Lana Barhum, freelance writer, has lived with rheumatoid arthritis and fibromyalgia since 2008. She uses her experiences to share expert advice on living successfully with chronic illness.
Nearly 145 million people in the United States suffer from a chronic illness—that is almost one out of every two adults.
It is estimated that at least one-third of these individuals also suffer from depression and anxiety as a result of their chronic illnesses, and often times their mood disorders are underdiagnosed and untreated. These statistics also indicate that living with illness is a lonely experience and show us how vital it is to stay connected with people who can help you to cope.
While it is normal to experience grief, fear, and isolation, you can still find ways to cope and get help. Here are a few suggestions toward making connections and getting the help you need to make living with a chronic illness easier.
Talk to your doctor.
Your doctor and his or her office staff are great resources, so ask them for ideas on how and where you can find support. It is also important to be open and honest with your doctor. Make sure you talk openly about your heart condition, and be sure your doctor is open to answering your questions and addressing your concerns. And when you visit your doctor, be prepared. Write down any questions and concerns prior to your office visit regarding all the things you want to know about, such as test results, medications, and new symptoms.
Reach out to family and friends.
Know that you need support from everyone, especially those closest to you. Family and friends care about you and they want to support you. You may find it hard to share aspects of your illness with loved ones because you fear judgment or embarrassment, but thinking about talking to people is a lot worse than actually talking to them.

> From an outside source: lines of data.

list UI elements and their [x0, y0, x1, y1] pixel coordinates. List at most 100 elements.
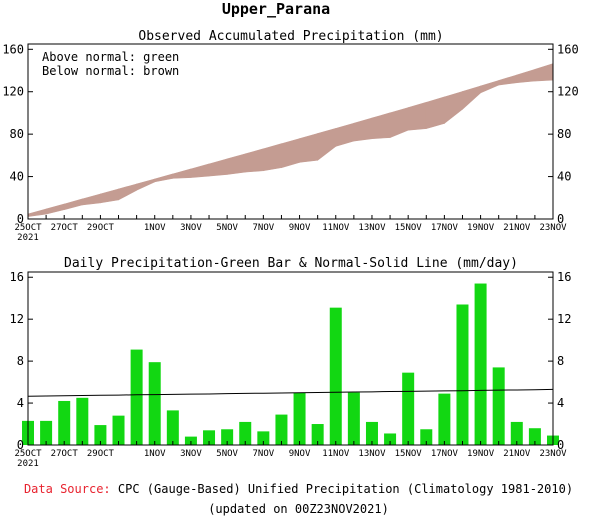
daily-precip-bar	[221, 429, 234, 445]
accumulated-difference-segment	[100, 188, 119, 204]
accumulated-difference-segment	[516, 68, 536, 84]
daily-precip-bar	[456, 304, 469, 445]
daily-plot-frame	[27, 271, 554, 446]
data-source-line: Data Source: CPC (Gauge-Based) Unified P…	[0, 482, 597, 496]
accumulated-difference-segment	[45, 203, 65, 215]
daily-precip-bar	[528, 428, 541, 445]
accumulated-ytick-label-right: 120	[557, 85, 579, 99]
daily-precip-bar	[347, 392, 360, 445]
daily-ytick-label-right: 12	[557, 312, 571, 326]
accumulated-difference-segment	[425, 96, 445, 130]
accumulated-difference-segment	[462, 85, 481, 110]
accumulated-difference-segment	[444, 91, 463, 125]
legend-below-normal: Below normal: brown	[42, 64, 179, 78]
accumulated-xtick-label: 9NOV	[289, 223, 311, 233]
daily-precip-bar	[420, 429, 433, 445]
accumulated-xtick-label: 19NOV	[467, 223, 495, 233]
accumulated-difference-segment	[154, 173, 174, 183]
daily-precip-bar	[40, 420, 53, 445]
daily-precip-bar	[293, 392, 306, 445]
accumulated-ytick-label-left: 40	[10, 170, 24, 184]
daily-precip-bar	[166, 410, 179, 445]
daily-xtick-label: 27OCT	[51, 449, 79, 459]
accumulated-difference-segment	[335, 122, 355, 147]
daily-precip-bar	[184, 436, 197, 445]
daily-ytick-label-left: 0	[17, 438, 24, 452]
figure-title: Upper_Parana	[222, 0, 330, 18]
daily-xtick-label: 19NOV	[467, 449, 495, 459]
accumulated-plot-frame	[27, 43, 554, 220]
daily-ytick-label-right: 16	[557, 270, 571, 284]
daily-chart-title: Daily Precipitation-Green Bar & Normal-S…	[64, 256, 518, 271]
daily-xtick-label: 3NOV	[180, 449, 202, 459]
accumulated-xtick-label: 29OCT	[87, 223, 115, 233]
daily-xtick-label: 13NOV	[358, 449, 386, 459]
daily-precip-bar	[58, 400, 71, 445]
daily-xtick-label: 15NOV	[395, 449, 423, 459]
accumulated-xtick-label: 27OCT	[51, 223, 79, 233]
daily-precip-bar	[112, 415, 125, 445]
accumulated-xtick-label: 3NOV	[180, 223, 202, 233]
accumulated-difference-segment	[190, 163, 210, 178]
accumulated-xtick-label: 21NOV	[503, 223, 531, 233]
accumulated-ytick-label-right: 40	[557, 170, 571, 184]
legend-above-normal: Above normal: green	[42, 50, 179, 64]
daily-precip-bar	[275, 414, 288, 445]
accumulated-difference-segment	[82, 193, 101, 206]
accumulated-difference-segment	[534, 63, 554, 82]
daily-xtick-label: 21NOV	[503, 449, 531, 459]
daily-precip-bar	[510, 421, 523, 445]
accumulated-chart-title: Observed Accumulated Precipitation (mm)	[138, 29, 443, 44]
daily-xtick-label: 1NOV	[144, 449, 166, 459]
daily-precip-bar	[311, 424, 324, 445]
accumulated-xtick-label: 11NOV	[322, 223, 350, 233]
accumulated-difference-segment	[407, 101, 427, 131]
daily-precip-bar	[148, 362, 161, 445]
accumulated-xtick-label: 23NOV	[539, 223, 567, 233]
accumulated-ytick-label-left: 0	[17, 212, 24, 226]
daily-precip-bar	[402, 372, 415, 445]
daily-precip-bar	[329, 307, 342, 445]
accumulated-difference-segment	[244, 148, 264, 173]
daily-precip-bar	[438, 393, 451, 445]
accumulated-xtick-label: 1NOV	[144, 223, 166, 233]
updated-line: (updated on 00Z23NOV2021)	[208, 502, 389, 516]
accumulated-difference-segment	[317, 128, 337, 161]
accumulated-xtick-year: 2021	[17, 233, 39, 243]
daily-precip-bar	[76, 397, 89, 445]
daily-xtick-label: 5NOV	[216, 449, 238, 459]
daily-xtick-label: 25OCT	[14, 449, 42, 459]
daily-xtick-label: 23NOV	[539, 449, 567, 459]
accumulated-xtick-label: 17NOV	[431, 223, 459, 233]
daily-ytick-label-left: 8	[17, 354, 24, 368]
daily-precip-bar	[257, 431, 270, 445]
accumulated-difference-segment	[118, 183, 137, 201]
accumulated-ytick-label-left: 120	[2, 85, 24, 99]
daily-xtick-label: 9NOV	[289, 449, 311, 459]
accumulated-xtick-label: 5NOV	[216, 223, 238, 233]
data-source-text: CPC (Gauge-Based) Unified Precipitation …	[117, 482, 574, 496]
accumulated-difference-segment	[353, 117, 373, 142]
daily-precip-bar	[203, 430, 216, 445]
daily-precip-bar	[474, 283, 487, 445]
accumulated-difference-segment	[27, 208, 47, 217]
accumulated-ytick-label-left: 80	[10, 127, 24, 141]
accumulated-xtick-label: 7NOV	[253, 223, 275, 233]
daily-xtick-label: 11NOV	[322, 449, 350, 459]
daily-xtick-label: 29OCT	[87, 449, 115, 459]
data-source-label: Data Source:	[23, 482, 111, 496]
accumulated-difference-segment	[208, 158, 228, 177]
daily-xtick-year: 2021	[17, 459, 39, 469]
accumulated-ytick-label-right: 80	[557, 127, 571, 141]
accumulated-difference-segment	[480, 80, 499, 94]
daily-xtick-label: 7NOV	[253, 449, 275, 459]
accumulated-ytick-label-right: 0	[557, 212, 564, 226]
accumulated-xtick-label: 15NOV	[395, 223, 423, 233]
daily-precip-bar	[384, 433, 397, 445]
accumulated-difference-segment	[281, 138, 300, 169]
accumulated-difference-segment	[371, 112, 391, 140]
accumulated-difference-segment	[498, 74, 518, 86]
accumulated-ytick-label-left: 160	[2, 42, 24, 56]
daily-normal-line	[27, 388, 554, 397]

You will need to share your illness for a variety of reasons. One reason is so family and friends can help you if you have a medical emergency or crisis. Another reason is so that others know why your energy levels are low and why you are unable to complete tasks at home. Reach out and share because people care about you and actually want to support and help you.
Remember you are the expert.
When it comes to your experience with your heart condition, you are the expert. If you have questions about pain management and managing your symptoms, work with your doctor. But in the end, you know what is best for you. Learn everything you can about your illness so you can manage your heart condition better. Become an active partner with your doctor so you are able to understand what makes your condition better or worse, what you can to do to manage flare-ups, and what you can expect from your doctor and yourself.
Do not expect anyone else to read up about your illness or learn to manage it. You are the expert, so be prepared to share this information with loved ones and your doctor. You are the one who will answer all the questions on the management of your disease when loved ones, friends, or members of your medical team ask.
Let people help you.
There are many people in your life who genuinely want to help. It is your responsibility to share with loved ones the ways in which they can help you. Help them help you. Sometimes, you may need help with self-care and daily tasks, and other times you may just need someone to talk to.
It is perfectly alright to ask for advice when you need it. Share what you feel comfortable sharing about your condition, your lifestyle, and how you manage your disease. You can always ask people to respect your privacy if you are not up to sharing or if they are asking questions that are too personal for your comfort.
Support groups are also a vital resource to help you learn more about your illness and to feel emotionally supported. You can get involved in online discussions or locate a support group for your illness in your local area. This is a great way to meet others living with the same illness.
Keep reaching out
It is normal to feel that your life is chaotic, and you may often have feelings of fear and grief. You may be tempted to isolate yourself, but don't make that a habit because you will likely become depressed. Continue to reach out to others and do the things you enjoy. This will help boost your moods, increase your self-esteem, and keep you actively involved in your relationships.